The order adopting a new Wetlands Stewardship Strategy is expected in the long term to obtain increased federal and state aid to allow the county to restore more than 2,500 acres of damaged wetlands. The aim is to make Suffolk's shoreline more resilient to increasingly severe seasonal storms and higher waters caused by climate change.
The county has received approvals for $7.4 million in state and federal funding for work at nine initial sites totaling more than 500 acres, with Suffolk contributing $385,000 of the cost.
"What we're targeting are the areas where we can get the best bang for the buck," said Dominick Ninivaggi, director of vector control, which combats mosquitoes.
Officials estimate it will take two to three years to complete the initial restoration projects. They said they would develop long-range plans to protect all 17,000 acres of publicly owned wetlands across the county.

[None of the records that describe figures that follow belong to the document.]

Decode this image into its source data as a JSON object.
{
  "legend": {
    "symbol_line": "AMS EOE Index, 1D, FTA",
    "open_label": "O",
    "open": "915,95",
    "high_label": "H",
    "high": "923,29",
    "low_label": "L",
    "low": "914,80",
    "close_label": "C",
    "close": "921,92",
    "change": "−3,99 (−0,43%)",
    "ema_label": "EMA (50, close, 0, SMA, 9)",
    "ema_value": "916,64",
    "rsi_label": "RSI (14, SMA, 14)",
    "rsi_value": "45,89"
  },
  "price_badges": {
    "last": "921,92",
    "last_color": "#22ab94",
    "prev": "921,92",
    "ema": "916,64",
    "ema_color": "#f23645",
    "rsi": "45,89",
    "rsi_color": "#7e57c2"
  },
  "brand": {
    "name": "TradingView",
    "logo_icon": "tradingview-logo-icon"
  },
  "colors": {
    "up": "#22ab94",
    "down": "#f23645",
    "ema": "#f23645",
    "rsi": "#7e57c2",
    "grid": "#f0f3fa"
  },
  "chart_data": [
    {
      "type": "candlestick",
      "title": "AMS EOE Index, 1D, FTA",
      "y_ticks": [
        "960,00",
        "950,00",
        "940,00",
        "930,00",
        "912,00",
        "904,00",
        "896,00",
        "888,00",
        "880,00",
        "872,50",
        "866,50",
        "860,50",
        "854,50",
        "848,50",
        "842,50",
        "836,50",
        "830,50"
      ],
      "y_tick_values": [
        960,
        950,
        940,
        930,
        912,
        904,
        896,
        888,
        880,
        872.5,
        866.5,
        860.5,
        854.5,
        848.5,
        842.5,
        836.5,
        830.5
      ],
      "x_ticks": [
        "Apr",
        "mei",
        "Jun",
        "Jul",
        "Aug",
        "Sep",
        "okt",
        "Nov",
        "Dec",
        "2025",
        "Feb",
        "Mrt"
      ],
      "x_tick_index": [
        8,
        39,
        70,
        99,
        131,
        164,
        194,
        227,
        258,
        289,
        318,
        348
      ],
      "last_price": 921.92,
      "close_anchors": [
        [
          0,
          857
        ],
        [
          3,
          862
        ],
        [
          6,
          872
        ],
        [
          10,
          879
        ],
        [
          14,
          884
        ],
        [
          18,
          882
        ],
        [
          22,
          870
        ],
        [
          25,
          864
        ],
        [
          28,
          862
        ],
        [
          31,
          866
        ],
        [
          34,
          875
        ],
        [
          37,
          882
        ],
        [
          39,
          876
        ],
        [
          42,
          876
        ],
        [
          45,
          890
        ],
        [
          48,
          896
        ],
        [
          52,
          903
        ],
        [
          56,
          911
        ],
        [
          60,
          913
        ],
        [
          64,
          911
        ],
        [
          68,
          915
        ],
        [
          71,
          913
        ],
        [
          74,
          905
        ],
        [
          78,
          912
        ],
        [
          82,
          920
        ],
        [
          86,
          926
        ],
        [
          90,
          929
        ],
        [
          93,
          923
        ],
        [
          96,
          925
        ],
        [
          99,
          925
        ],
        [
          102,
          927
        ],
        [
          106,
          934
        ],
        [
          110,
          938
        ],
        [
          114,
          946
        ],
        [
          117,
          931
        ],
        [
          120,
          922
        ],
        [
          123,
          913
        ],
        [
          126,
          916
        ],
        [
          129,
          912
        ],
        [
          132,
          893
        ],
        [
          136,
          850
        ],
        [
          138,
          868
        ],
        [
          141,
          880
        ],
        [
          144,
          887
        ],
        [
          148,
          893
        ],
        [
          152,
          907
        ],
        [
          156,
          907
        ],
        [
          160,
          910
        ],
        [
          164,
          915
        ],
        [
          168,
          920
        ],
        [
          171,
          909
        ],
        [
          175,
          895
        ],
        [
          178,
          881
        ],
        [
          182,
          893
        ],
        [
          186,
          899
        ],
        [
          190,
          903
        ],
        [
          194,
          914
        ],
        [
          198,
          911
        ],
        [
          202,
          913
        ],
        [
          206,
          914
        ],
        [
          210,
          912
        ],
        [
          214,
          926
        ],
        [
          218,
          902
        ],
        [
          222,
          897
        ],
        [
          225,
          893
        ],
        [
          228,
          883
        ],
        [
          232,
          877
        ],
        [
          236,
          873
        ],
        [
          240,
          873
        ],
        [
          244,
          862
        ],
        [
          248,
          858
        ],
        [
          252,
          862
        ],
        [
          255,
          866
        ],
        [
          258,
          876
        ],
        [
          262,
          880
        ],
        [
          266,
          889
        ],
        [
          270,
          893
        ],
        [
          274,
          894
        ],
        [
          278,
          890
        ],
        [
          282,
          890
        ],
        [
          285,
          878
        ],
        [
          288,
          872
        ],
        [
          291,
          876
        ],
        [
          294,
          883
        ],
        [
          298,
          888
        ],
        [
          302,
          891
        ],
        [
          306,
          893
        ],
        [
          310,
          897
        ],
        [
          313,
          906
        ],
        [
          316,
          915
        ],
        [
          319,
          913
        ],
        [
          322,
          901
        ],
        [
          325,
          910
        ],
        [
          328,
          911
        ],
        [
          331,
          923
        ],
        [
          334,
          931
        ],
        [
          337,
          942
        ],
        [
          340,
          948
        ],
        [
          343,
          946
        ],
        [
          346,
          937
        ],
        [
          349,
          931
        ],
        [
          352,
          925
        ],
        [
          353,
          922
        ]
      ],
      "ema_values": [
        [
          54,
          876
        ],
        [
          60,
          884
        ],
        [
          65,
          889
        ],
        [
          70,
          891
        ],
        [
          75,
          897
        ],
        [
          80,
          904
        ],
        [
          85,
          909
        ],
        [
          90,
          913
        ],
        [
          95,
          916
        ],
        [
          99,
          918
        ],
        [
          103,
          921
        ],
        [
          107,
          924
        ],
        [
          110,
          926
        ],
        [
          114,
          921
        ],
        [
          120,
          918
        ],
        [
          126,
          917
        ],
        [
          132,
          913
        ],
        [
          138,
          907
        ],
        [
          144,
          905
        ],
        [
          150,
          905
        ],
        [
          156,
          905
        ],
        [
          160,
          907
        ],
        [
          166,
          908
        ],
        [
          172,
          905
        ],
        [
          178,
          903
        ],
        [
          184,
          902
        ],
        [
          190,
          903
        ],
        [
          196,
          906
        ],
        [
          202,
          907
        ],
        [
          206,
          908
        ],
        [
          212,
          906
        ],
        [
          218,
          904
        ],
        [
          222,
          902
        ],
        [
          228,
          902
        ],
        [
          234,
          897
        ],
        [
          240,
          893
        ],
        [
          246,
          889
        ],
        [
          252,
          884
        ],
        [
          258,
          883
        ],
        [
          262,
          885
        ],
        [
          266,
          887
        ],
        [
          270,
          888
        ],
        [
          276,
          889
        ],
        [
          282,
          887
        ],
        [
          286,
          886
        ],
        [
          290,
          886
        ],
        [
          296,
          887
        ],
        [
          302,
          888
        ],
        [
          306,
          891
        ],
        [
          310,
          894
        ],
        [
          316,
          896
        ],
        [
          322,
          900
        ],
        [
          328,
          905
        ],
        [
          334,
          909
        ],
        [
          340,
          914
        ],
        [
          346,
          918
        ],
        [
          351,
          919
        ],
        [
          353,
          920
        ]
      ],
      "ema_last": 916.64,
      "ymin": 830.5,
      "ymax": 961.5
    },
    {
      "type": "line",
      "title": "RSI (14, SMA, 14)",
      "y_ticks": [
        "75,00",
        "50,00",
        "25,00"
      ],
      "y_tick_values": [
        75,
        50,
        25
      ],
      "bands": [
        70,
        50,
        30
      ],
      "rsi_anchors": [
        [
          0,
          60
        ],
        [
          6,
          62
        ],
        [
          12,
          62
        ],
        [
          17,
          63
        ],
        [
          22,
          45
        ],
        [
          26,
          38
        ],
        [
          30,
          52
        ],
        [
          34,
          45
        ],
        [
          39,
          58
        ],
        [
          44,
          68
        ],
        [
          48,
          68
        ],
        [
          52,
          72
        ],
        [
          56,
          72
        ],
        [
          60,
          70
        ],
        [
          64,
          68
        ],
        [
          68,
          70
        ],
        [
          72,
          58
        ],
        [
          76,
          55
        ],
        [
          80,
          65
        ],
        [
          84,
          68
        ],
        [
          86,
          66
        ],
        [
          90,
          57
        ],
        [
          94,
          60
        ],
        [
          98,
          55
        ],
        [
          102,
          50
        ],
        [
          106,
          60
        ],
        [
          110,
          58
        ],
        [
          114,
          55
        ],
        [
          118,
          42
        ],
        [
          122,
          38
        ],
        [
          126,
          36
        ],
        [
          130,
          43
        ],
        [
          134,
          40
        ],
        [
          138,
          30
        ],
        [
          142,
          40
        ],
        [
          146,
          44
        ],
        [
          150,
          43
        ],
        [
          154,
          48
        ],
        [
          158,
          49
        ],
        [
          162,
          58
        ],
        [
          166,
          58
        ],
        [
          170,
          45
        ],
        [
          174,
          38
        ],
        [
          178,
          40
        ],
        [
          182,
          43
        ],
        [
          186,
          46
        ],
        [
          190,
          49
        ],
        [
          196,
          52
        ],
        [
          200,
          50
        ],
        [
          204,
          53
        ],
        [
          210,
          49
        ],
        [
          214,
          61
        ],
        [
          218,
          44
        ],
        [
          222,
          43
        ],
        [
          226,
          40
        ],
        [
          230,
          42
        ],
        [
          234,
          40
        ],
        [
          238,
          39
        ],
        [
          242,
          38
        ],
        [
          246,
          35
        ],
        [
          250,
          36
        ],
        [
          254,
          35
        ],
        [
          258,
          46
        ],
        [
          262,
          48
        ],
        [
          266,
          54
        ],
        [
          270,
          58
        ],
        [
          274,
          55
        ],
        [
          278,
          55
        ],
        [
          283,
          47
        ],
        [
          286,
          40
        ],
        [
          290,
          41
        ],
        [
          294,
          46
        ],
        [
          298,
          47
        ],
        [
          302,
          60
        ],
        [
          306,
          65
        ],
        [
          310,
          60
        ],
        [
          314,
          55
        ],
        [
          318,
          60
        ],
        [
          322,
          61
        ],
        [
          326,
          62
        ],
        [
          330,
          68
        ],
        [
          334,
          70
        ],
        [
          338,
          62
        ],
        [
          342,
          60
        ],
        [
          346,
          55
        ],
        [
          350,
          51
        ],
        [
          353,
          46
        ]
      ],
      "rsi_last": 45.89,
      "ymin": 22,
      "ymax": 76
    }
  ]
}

The initiative involves county agencies including planning, public works and economic development.
The effort will focus on improving water circulation in marshes; encouraging marine life and healthy vegetative growth; building up natural sediment to make saltwater marshes better able to absorb wave energy, and ridding areas of destructive invasive species such as phragmites. The wetlands rehabilitation also is expected to help better control mosquitoes.
Funding so far includes:
$107,000 from the Federal Emergency Management Agency to develop plans and obtain permits to restore 50 wetland acres near the marina at Smith Point County Park.

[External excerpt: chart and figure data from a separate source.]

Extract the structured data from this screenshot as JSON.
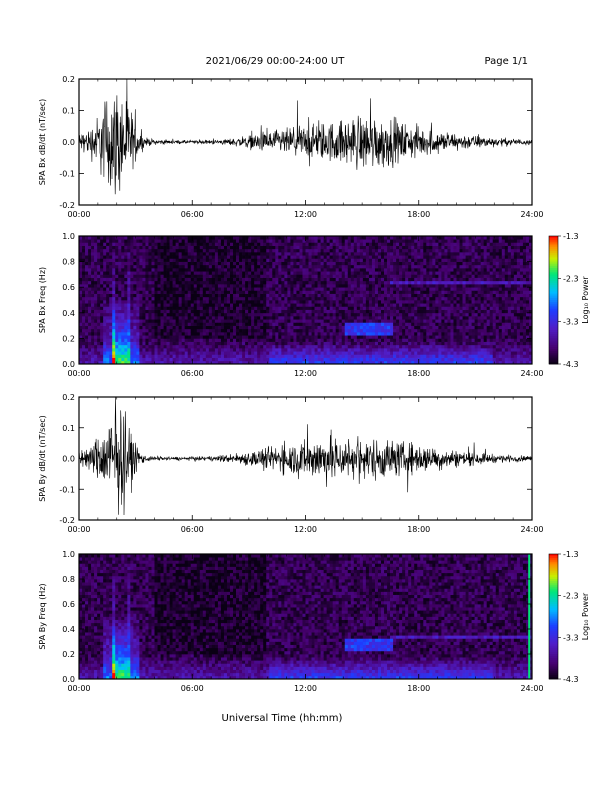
{
  "header": {
    "title": "2021/06/29  00:00-24:00 UT",
    "page": "Page 1/1"
  },
  "xlabel": "Universal Time (hh:mm)",
  "colorbar": {
    "label": "Log₁₀ Power",
    "ticks": [
      "-1.3",
      "-2.3",
      "-3.3",
      "-4.3"
    ],
    "range": [
      -4.3,
      -1.3
    ]
  },
  "chart_data": [
    {
      "type": "line",
      "ylabel": "SPA Bx dB/dt (nT/sec)",
      "xticks": [
        "00:00",
        "06:00",
        "12:00",
        "18:00",
        "24:00"
      ],
      "xlim": [
        0,
        24
      ],
      "yticks": [
        "0.2",
        "0.1",
        "0.0",
        "-0.1",
        "-0.2"
      ],
      "ylim": [
        -0.2,
        0.2
      ],
      "envelope": {
        "hours": [
          0,
          0.5,
          1,
          1.5,
          2,
          2.5,
          3,
          3.5,
          4,
          5,
          6,
          7,
          8,
          9,
          10,
          11,
          12,
          13,
          14,
          15,
          16,
          17,
          18,
          19,
          20,
          21,
          22,
          23,
          24
        ],
        "amplitude": [
          0.04,
          0.06,
          0.12,
          0.22,
          0.25,
          0.22,
          0.08,
          0.02,
          0.012,
          0.008,
          0.008,
          0.009,
          0.015,
          0.03,
          0.05,
          0.06,
          0.08,
          0.09,
          0.1,
          0.13,
          0.12,
          0.09,
          0.07,
          0.05,
          0.04,
          0.03,
          0.02,
          0.015,
          0.012
        ]
      }
    },
    {
      "type": "heatmap",
      "ylabel": "SPA Bx Freq (Hz)",
      "xticks": [
        "00:00",
        "06:00",
        "12:00",
        "18:00",
        "24:00"
      ],
      "xlim": [
        0,
        24
      ],
      "yticks": [
        "1.0",
        "0.8",
        "0.6",
        "0.4",
        "0.2",
        "0.0"
      ],
      "ylim": [
        0,
        1
      ],
      "zrange": [
        -4.3,
        -1.3
      ]
    },
    {
      "type": "line",
      "ylabel": "SPA By dB/dt (nT/sec)",
      "xticks": [
        "00:00",
        "06:00",
        "12:00",
        "18:00",
        "24:00"
      ],
      "xlim": [
        0,
        24
      ],
      "yticks": [
        "0.2",
        "0.1",
        "0.0",
        "-0.1",
        "-0.2"
      ],
      "ylim": [
        -0.2,
        0.2
      ],
      "envelope": {
        "hours": [
          0,
          0.5,
          1,
          1.5,
          2,
          2.5,
          3,
          3.5,
          4,
          5,
          6,
          7,
          8,
          9,
          10,
          11,
          12,
          13,
          14,
          15,
          16,
          17,
          18,
          19,
          20,
          21,
          22,
          23,
          24
        ],
        "amplitude": [
          0.04,
          0.05,
          0.1,
          0.18,
          0.25,
          0.2,
          0.07,
          0.015,
          0.01,
          0.008,
          0.008,
          0.01,
          0.02,
          0.035,
          0.05,
          0.07,
          0.09,
          0.11,
          0.1,
          0.09,
          0.1,
          0.08,
          0.07,
          0.05,
          0.04,
          0.03,
          0.02,
          0.015,
          0.012
        ]
      }
    },
    {
      "type": "heatmap",
      "ylabel": "SPA By Freq (Hz)",
      "xticks": [
        "00:00",
        "06:00",
        "12:00",
        "18:00",
        "24:00"
      ],
      "xlim": [
        0,
        24
      ],
      "yticks": [
        "1.0",
        "0.8",
        "0.6",
        "0.4",
        "0.2",
        "0.0"
      ],
      "ylim": [
        0,
        1
      ],
      "zrange": [
        -4.3,
        -1.3
      ]
    }
  ]
}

$1.3 million from the National Fish and Wildlife Foundation to restore 430 acres of wetlands at Gardiner County Park in West Bay Shore, Pepperidge Hall Tidal Wetland Area in Oakdale, Timber Point Tidal Wetlands in Great River and Babylon barrier island marshes at Gilgo and Gilgo West.

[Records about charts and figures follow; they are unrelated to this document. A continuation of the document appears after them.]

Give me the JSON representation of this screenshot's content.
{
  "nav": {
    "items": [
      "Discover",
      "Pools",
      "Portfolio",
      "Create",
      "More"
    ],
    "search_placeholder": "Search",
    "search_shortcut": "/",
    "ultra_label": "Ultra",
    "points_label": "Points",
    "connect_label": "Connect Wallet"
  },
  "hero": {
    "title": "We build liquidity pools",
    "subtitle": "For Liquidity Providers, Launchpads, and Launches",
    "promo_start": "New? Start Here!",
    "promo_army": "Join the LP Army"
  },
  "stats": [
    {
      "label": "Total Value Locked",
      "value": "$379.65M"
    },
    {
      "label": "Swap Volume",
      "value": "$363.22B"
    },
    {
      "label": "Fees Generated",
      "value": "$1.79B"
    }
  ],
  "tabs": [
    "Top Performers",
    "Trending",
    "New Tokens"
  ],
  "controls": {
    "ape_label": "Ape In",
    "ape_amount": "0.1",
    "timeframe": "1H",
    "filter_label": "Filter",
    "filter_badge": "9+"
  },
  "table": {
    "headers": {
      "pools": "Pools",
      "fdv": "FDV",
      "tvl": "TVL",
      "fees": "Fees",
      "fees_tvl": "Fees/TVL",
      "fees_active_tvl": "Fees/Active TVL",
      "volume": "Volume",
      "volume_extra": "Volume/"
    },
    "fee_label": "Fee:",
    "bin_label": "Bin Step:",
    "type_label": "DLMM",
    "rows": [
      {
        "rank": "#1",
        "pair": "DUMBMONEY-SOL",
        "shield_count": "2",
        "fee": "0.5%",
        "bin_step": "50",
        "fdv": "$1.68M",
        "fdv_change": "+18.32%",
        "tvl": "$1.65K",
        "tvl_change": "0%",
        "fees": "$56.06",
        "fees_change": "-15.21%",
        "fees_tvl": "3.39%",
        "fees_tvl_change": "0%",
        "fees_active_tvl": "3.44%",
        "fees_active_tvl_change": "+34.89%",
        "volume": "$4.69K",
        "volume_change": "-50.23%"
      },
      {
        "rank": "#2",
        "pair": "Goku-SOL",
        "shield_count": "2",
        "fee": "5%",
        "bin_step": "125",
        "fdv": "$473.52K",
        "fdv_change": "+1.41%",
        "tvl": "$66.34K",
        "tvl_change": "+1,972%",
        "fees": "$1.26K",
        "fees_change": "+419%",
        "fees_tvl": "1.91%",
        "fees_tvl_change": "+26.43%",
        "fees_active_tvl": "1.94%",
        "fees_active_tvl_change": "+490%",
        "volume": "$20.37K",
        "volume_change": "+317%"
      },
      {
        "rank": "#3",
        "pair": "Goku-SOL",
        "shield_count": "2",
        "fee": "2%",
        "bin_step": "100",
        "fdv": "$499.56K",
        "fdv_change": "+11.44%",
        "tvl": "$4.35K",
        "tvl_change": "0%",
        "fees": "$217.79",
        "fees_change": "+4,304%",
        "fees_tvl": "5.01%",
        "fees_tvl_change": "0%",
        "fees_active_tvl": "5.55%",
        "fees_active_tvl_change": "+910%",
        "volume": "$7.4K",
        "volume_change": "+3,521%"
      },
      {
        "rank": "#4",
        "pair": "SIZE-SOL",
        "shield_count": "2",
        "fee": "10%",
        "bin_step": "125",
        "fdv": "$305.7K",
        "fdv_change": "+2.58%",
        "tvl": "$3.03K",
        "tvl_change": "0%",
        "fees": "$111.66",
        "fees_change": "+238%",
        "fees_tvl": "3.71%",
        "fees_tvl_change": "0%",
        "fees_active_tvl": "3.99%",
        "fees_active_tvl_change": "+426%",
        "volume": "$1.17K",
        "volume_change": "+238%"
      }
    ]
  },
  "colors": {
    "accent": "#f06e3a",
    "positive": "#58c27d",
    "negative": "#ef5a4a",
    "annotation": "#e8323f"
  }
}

An estimated $5 million to $6 million from the federal Natural Resources Conservation Service to acquire and restore 50 flood-prone acres in Mastic Beach near Sheep Pen Creek that were inundated in superstorm Sandy.
$275,000 from New York Department of State to restore 13 acres on Beaverdam Creek in Brookhaven hamlet, formerly productive tidal wetlands that were damaged by dumping of dredge spoils. The county share of funding will be $85,000.
$788,000 from the state Department of Environmental Conservation to restore seven acres of wetlands at Indian Island destroyed by dredge spoils. The county share is $300,000.
Officials say the research that led to the new holistic strategy began with an 80-acre pilot project at the 1,000-acre federal Wertheim National Wildlife Refuge in Shirley. Federal and state approval of restoration methods developed in that project led to increased funding.